A contemporary dance artist and Research Fellow in Performance and Technology at the University of South Wales. Her work investigates how embodied experiences can inform the design, ethics, and aesthetics of digital environments and interactions. She has extensive experience in dance for screen with award-winning film work shown worldwide and broadcast on BBC and Channel 4. Her PhD studies bridged performance and computer science taking a dance-somatic approach to explore how digital technologies mediate interactions between human and nonhuman bodies using virtual reality in participatory performance.
Professor in Interaction Design at KTH Royal Institute of Technology whose research focuses on interaction design in relation to touch technologies. A guiding belief that she brings, is that touch is intimate, it can change how we understand, think and feel about ourselves. In response, Madeline and her team use soma design as an approach to designing technologies which touch the body, and touch the body well. Her work includes explorations of how to touch the body in moments of menstrual pain, through to how to touch intimate parts of the body such as the pelvic floor muscles to bring body awareness and new knowledge.
PhD student from the CDT in Digital Health within the Bristol Interaction Group at the University of Bristol. She is working at the intersection of robotics and digital health, with a focus on designing therapeutic technologies. Her research explores how the principles behind horse therapy can inform the development of robots that support individuals through therapeutic processes, particularly those who have experienced trauma. By studying the unique bond formed between humans and horses in therapeutic contexts, Ellen aims to uncover design insights that can help create robots capable of offering meaningful emotional support and companionship.
Professor in the Department of Computer Science at the University of Bristol and a leader in Human-Computer Interaction. She heads the Bristol Interaction Group (BIG) and specializes in shape-changing interfaces. Her recent work includes developing giant inflatable robots designed for intimate human interaction, such as robots you can hug, as well as therapeutic robots inspired by horse therapy. Anne drives a highly multidisciplinary research agenda that challenges traditional boundaries in robotics and interaction design.
Postdoctoral Research Fellow at KTH Royal Institute of Technology in Stockholm, Sweden. Her work is driven by a deep curiosity about interfaces, the boundaries between people, within ourselves, and between humans and technology. With expertise in engineering, soft robotics, and shape-changing materials, she has recently begun to incorporate Soma Design methods into her approach, foregrounding the body and lived experience in the design of technologies that interface with the body. Her current projects involve exploring body-based interactions with soft robots, from small on-body wearables to large scale expressive robot creatures.

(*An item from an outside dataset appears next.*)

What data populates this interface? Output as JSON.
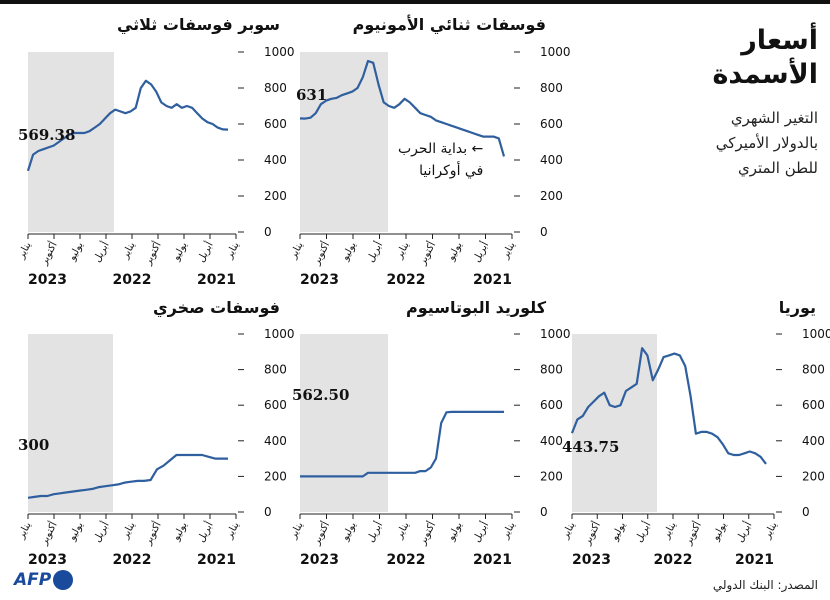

Assistant Professor at TU Eindhoven, working at the intersection of interaction design, soft robotics, and materials science. Her research explores Material Programming, investigating how programmable and responsive materials such as liquid crystal elastomers, magneto-responsive polymers, and cellulose-based actuators can be integrated into interactive systems that evolve over time and respond reciprocally to human interaction.
Research Associate in Human-Computer Interaction at the University of Bristol. His research focuses on developing soft robotic cross-sensory technologies to support visually impaired children. He explores how material engineering can create new forms of interaction, sensation, and devices that enable more inclusive and multisensory experiences, bridging interactions between disabled and non-disabled users.